This Swedish artist who is the subject of this 17-minute cinematic memoir has an objective disposition, but he sometimes needs to get in touch with his memories, dreams and reflections. In order to do this, he first recreates some custom from childhood. This film follows him after such a recreation, as his thoughts begin to unfold and spiral outward, for a while. This film is thus a didactic exposition, an instructive display of psychological technique.
After cooking a dish that his deceased grandmother often prepared for him during his childhood, the artist begins to speak of her and the objects she kept in her house, her movements around town (Stockholm), and her personal goodness. The stunning surprise comes when he displays her copies of the elegant coffee-table magazine, Art in Germany, which was published from 1938 until 1945. It was edited by Albert Speer, the architect, and devoted to showing the best art and architecture in Nazi Germany. Grandmother was a Nazi.
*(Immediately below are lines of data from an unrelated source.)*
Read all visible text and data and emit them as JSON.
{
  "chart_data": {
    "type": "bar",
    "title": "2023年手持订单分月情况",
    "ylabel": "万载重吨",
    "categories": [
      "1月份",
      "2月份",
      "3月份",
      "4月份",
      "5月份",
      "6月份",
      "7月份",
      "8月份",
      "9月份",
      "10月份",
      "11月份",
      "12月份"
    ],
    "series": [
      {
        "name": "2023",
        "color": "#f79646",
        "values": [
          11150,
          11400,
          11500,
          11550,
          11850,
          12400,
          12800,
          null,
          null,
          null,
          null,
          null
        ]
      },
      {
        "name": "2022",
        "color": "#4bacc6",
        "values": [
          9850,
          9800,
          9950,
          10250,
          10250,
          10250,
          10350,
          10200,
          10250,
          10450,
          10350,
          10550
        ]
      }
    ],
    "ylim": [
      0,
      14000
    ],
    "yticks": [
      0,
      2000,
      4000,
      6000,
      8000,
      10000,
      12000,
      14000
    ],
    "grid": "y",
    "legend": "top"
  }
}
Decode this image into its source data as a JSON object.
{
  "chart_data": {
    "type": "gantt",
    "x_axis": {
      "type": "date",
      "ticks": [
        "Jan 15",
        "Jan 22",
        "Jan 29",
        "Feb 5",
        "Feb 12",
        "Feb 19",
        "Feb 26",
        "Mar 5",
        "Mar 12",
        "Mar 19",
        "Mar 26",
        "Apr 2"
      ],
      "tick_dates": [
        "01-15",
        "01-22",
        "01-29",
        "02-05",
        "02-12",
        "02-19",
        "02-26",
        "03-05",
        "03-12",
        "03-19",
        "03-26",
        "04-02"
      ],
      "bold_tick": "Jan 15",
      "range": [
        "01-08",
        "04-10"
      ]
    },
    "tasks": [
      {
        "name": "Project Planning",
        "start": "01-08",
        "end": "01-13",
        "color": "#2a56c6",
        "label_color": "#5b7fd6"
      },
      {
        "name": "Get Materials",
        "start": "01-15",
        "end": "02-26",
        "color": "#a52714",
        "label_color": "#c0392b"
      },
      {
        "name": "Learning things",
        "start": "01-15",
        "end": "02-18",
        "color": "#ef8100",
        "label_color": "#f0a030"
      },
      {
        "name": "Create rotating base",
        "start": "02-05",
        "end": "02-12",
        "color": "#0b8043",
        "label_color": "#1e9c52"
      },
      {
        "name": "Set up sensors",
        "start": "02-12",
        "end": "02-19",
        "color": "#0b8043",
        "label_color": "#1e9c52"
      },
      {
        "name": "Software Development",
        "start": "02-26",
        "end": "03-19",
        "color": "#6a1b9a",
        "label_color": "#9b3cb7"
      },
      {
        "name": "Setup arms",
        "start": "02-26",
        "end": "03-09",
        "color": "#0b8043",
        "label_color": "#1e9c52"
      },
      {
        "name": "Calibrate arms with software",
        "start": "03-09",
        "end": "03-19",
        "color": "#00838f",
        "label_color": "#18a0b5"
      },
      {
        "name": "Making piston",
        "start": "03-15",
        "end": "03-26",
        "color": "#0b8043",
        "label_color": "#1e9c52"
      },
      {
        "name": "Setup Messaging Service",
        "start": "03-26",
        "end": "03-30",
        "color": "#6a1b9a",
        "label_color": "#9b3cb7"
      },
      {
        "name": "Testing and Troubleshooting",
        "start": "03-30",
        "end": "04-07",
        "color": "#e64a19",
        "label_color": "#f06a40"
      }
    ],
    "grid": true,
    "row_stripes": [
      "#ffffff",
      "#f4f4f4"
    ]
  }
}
Roman Polanski once observed that the old couple who took him in during the War -- not knowing he was Jewish, and despising all Jews even though they had never knowingly met one -- were good to him, and pleasant people. This he juxtaposed against his father, an intelligent man with an egalitarian outlook, who was unpleasant and unbearable in close quarters. This artist offers the same surreal juxtaposition, but instead of a epic drama he uses a quickly sketched Magic Marker drawing to show the spiritual desolation left by the Hitler years.